Veggie-Zombie bared a mouth full of grayish teeth, half smeared with a thick coat
of shiny black greasepaint. “Zombie pub crawl,” she informed. “We’re only on our second
pub.” She craned her neck to look out the windshield. “Light’s green.” She wriggled
out of the car and I inched forward, Veggie-Zombie’s undead brood wailing and flailing
in the street behind us.
“There’s hundreds of them,” Alex said, staring out the back window incredulously.
“Probably.”
“You’re not the slightest bit spooked by that?” Alex said.
“Why should I be? Those zombies are in way better spirits than the ones from the Underworld.
And they can be satiated with beer. The ones at the office? Ugh. They’re supposed
to have eaten before they come in, but if you even look the slightest bit intelligent,
they’re salivating all over your desk. I had a guy suck the hair tie right off of
my ponytail once.”
Alex shook his head in disbelief. “I’m hearing the words, but they don’t make sense.”
He was silent for a beat and I glanced at him from the corner of my eye, his serious
expression starting my giggles all over again. He gave me a dirty look. “Look, you’ve
got to cut me some slack.”
I shot him a devious smirk. “And why’s that?”
“Come on. It’s ninety degrees in San Francisco, we processed a murder scene that was
right out of a Wes Craven film, you were shish-kebabed by a hoarder, and suddenly,
the streets are overrun with the thirsty dead.” He brushed the zombie-fist marks out
of his shirt. “It’s perfectly normal that a guy would get a little unnerved.”
“Or that a guy could scream like a little girl.”
“I didn’t—”
“Geez, there’s no parking around here,” I said, letting Alex know in no uncertain
terms that the case against his manly screaming was closed. “Did everyone in the city
get a car?”
“Apparently, zombies don’t like to carpool.” He grinned.
“See? You’re warming up to the faux undead already. Ooh, spot!” I cut hard on the
wheel and screeched my little tin can of a car into a shaded spot at the edge of a
residential street. It was dark and quiet, a half block full of row houses with lights
off or curtains pulled tight, silver flashes from televisions creeping out the cracks.
We walked back down to North Beach and found a restaurant with tables set up along
the sidewalk. It was flanked by moaning zombies carrying pint glasses and iPhones,
but with the heat still heavy on the night breeze, it was perfect. I broke a greasy,
cheesy breadstick in half and took a gooey bite.
“Mmm . . .”
“So, I take it you’re off the painkillers?”

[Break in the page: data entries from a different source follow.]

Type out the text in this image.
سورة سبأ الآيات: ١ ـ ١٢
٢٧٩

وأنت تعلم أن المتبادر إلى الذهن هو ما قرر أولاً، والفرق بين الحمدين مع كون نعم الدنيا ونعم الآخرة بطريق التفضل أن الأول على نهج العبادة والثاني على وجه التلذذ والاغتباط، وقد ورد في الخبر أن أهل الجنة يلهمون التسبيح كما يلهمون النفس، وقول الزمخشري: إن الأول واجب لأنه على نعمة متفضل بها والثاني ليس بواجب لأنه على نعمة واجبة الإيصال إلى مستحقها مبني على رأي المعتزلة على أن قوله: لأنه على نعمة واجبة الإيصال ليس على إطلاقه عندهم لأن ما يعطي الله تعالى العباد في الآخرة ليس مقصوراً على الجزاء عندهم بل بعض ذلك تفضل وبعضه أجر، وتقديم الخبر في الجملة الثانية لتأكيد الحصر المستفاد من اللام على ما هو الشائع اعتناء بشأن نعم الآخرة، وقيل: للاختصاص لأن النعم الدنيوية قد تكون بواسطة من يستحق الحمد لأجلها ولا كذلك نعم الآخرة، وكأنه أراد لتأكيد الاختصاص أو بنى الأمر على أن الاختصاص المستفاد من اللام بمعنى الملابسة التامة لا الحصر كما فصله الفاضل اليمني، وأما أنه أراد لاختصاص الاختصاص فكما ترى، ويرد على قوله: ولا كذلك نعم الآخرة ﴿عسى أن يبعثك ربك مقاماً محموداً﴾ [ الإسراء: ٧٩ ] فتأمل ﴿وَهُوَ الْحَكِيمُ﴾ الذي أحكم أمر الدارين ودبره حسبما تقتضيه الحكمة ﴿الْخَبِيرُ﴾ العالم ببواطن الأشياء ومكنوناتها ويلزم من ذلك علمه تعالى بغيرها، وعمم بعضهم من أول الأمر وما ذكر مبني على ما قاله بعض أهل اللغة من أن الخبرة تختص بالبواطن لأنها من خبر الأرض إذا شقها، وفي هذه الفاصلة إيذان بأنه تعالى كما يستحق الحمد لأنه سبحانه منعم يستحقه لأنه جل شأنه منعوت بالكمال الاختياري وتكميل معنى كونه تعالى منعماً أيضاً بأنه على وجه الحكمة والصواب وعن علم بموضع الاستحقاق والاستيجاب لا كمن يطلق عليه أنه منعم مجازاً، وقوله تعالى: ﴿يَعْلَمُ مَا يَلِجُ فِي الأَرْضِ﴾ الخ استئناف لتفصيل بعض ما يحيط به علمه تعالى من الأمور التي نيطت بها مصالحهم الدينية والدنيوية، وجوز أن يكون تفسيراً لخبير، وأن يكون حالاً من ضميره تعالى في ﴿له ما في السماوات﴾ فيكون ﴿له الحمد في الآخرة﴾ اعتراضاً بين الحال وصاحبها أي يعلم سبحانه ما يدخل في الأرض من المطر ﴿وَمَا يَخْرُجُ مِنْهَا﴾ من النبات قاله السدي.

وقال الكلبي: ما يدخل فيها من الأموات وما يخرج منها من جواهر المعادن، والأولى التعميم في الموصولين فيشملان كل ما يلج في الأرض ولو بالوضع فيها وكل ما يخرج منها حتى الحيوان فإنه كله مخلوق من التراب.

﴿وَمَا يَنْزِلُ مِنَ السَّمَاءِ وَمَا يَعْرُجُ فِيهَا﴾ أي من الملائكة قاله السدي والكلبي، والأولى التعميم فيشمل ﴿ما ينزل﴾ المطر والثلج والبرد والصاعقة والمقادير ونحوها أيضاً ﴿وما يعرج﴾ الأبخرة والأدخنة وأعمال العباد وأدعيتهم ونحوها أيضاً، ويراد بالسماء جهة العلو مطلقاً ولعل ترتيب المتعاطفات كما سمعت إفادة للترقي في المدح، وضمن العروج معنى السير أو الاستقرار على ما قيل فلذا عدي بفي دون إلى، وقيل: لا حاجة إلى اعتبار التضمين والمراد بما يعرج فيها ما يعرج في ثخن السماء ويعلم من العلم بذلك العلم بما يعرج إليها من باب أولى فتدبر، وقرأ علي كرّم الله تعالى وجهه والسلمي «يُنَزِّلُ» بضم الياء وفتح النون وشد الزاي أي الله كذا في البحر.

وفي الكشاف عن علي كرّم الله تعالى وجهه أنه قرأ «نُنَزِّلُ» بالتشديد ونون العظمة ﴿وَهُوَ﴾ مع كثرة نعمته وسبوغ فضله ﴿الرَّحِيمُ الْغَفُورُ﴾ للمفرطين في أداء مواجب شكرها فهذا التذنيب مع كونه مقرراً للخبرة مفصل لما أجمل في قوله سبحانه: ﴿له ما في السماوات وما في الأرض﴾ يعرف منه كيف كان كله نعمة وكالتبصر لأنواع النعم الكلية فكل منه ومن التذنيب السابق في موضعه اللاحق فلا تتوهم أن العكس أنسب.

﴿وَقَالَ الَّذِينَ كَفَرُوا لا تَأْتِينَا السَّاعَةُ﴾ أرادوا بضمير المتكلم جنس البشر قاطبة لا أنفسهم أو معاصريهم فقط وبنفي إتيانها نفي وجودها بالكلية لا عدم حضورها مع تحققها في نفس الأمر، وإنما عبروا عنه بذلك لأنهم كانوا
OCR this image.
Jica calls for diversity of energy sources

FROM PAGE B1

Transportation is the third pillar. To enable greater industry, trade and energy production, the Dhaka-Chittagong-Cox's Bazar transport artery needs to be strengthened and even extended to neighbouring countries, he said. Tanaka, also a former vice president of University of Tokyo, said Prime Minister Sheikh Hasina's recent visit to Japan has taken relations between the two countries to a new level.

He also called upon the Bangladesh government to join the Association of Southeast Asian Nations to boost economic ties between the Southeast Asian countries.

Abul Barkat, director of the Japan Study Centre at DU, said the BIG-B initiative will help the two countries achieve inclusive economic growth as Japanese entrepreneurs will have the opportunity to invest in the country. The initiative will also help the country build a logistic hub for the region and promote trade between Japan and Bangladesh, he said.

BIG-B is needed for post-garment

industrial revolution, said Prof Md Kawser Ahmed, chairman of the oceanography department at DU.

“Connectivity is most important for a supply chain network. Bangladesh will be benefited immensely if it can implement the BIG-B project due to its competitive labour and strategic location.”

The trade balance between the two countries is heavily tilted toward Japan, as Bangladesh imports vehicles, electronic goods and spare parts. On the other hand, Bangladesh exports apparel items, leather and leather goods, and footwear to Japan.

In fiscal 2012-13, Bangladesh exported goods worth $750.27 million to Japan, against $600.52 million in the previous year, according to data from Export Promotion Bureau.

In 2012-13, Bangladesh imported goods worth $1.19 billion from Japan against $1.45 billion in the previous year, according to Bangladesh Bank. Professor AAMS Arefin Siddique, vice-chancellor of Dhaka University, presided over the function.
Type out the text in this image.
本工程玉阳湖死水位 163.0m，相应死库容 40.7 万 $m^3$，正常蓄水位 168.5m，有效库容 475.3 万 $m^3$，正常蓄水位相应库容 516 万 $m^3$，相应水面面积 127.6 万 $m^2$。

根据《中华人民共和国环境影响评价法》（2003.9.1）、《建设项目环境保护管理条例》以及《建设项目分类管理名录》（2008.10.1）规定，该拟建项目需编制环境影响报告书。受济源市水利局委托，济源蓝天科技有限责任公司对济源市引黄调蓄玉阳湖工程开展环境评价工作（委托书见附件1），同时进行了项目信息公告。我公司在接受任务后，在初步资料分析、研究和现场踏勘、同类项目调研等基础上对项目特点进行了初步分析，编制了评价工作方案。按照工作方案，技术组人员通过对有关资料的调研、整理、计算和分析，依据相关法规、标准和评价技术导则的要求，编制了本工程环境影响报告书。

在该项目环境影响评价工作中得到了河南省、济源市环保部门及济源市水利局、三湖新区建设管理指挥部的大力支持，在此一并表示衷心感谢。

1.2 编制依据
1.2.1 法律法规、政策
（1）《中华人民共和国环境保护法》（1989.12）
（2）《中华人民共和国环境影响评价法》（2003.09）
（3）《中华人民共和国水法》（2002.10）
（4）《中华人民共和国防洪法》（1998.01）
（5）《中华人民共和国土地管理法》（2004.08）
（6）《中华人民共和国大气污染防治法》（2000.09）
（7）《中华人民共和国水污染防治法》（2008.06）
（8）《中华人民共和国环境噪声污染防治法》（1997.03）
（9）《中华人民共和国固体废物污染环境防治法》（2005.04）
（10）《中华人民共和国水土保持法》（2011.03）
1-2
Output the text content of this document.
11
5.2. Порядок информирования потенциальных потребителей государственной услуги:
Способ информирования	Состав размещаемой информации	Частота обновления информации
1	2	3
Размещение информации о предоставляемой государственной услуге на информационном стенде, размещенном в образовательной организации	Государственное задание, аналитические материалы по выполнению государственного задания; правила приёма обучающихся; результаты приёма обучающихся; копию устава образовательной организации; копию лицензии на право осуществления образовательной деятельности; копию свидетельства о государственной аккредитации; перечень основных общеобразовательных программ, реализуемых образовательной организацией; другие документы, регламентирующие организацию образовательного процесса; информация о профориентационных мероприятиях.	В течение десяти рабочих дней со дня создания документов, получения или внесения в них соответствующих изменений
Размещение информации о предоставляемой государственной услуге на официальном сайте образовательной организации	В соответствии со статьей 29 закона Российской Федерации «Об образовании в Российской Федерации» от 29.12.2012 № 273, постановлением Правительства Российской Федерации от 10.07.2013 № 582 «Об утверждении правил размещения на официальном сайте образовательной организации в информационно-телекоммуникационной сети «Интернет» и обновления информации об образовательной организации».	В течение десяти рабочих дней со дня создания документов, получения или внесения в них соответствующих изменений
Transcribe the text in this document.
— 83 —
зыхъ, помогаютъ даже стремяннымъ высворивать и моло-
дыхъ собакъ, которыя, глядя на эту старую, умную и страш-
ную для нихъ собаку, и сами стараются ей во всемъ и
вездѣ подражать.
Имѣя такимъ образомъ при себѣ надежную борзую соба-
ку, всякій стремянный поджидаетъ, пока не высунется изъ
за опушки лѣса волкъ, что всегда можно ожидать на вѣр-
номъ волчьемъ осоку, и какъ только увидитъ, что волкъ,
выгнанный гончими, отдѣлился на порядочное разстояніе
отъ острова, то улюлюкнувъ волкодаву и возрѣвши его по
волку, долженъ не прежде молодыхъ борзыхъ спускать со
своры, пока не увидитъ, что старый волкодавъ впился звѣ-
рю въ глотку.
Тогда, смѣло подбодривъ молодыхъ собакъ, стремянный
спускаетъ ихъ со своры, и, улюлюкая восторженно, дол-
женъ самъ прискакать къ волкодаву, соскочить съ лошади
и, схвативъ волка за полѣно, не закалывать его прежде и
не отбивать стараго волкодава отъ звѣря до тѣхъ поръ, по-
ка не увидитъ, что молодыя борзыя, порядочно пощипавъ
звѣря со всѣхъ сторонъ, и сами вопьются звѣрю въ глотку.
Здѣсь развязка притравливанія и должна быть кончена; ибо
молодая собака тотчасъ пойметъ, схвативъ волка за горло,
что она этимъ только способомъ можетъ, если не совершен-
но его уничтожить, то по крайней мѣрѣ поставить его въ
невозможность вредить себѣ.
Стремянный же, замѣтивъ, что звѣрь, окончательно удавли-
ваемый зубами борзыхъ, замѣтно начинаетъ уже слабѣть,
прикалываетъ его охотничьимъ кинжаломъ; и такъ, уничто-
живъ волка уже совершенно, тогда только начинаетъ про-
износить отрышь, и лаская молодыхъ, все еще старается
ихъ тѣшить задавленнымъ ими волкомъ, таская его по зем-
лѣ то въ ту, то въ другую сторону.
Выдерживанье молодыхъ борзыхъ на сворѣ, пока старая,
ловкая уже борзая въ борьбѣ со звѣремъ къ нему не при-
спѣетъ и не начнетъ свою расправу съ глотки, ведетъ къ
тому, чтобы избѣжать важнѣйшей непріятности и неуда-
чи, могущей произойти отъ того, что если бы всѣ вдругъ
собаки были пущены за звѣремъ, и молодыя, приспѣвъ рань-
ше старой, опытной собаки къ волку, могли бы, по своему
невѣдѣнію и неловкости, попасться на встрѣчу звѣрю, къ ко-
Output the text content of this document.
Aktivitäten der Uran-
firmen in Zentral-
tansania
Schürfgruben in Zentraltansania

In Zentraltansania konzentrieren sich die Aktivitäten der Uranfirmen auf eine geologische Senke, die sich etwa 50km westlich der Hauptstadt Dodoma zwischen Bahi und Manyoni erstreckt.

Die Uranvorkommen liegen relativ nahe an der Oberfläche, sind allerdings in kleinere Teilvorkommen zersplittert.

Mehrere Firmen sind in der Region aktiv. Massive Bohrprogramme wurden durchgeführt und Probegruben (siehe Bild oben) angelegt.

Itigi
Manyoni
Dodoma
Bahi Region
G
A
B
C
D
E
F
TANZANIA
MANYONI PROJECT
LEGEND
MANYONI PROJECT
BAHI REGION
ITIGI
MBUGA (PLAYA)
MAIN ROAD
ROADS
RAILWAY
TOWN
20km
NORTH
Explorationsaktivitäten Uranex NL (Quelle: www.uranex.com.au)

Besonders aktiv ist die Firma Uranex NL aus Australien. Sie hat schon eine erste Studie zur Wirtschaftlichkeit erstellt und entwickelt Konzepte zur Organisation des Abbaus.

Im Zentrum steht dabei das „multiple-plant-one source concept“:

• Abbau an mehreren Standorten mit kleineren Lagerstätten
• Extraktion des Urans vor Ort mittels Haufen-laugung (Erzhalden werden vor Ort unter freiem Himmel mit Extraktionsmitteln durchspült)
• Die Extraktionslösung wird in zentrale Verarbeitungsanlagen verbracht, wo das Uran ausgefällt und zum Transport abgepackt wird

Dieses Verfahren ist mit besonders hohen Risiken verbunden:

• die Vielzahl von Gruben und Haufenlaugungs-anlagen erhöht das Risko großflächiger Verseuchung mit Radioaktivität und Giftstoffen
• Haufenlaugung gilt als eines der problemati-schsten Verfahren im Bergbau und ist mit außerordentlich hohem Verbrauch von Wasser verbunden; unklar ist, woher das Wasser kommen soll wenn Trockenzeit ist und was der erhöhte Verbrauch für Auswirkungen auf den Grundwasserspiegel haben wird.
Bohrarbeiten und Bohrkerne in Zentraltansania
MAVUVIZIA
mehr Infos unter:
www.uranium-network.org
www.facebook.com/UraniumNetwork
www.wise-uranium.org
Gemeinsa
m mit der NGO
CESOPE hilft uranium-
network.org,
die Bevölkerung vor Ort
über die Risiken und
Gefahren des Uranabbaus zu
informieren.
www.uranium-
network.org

I nodded, working to unstick the cheese that was sizzling on the roof of my mouth.
“Yeah,” I said, my hand going up to my hat. “The cut doesn’t hurt much anymore. It’s
mostly the sting of the bad hair.”
Alex smiled, the grin going all the way up to his eyes, making them seem to sparkle
in the low light. I thought of the night before, of the gentle way he’d stroked my
hair. and my stomach fluttered while my heart did a quick little double beat.
I may have had only half my hair and a scissor wound in my leg, but at that second,
I felt like a very normal girl on a very normal date, with a good-looking man. No,
an amazing-looking—and amazing in general—man. The way he smiled at me—the way his
eyes burned right into me—made me feel like the only woman in the world, like a supermodel
with a full head of hair. Suddenly, I didn’t regret last night’s drug-addled fog and
romantic ramblings. Will was nice, but this was Alex.
And I loved him.
The realization shot through me from tip to tail, making me slightly dizzy and giddy
at the same time. I
loved him
.
I, Sophie Lawson, loved him, Alex Grace.
My eyes started to water and my cheeks began to hurt from my love-struck grin.
“Someone looks like the cat who swallowed the canary,” he said to me.
I let out a slow breath, my heart beginning to thunder wildly. For once in my life,
my mind was littered with images of rose petals and cartoon hearts, rather than blood
bags and bodies. When Alex rested his hand on the table, I pulled my own out of my
lap and tentatively placed it over his.
It was a test.
He smiled, and pressed his thumb on the outside of my hand, then opened his fingers
so mine could slip inside.
My whole body sung.
“This is nice.”
Alex cocked his head. “What is?”
I shrugged. “This. Me, you, breadsticks. The city
out there.
”
“Don’t tell me Sophie Lawson is getting the suburban itch.”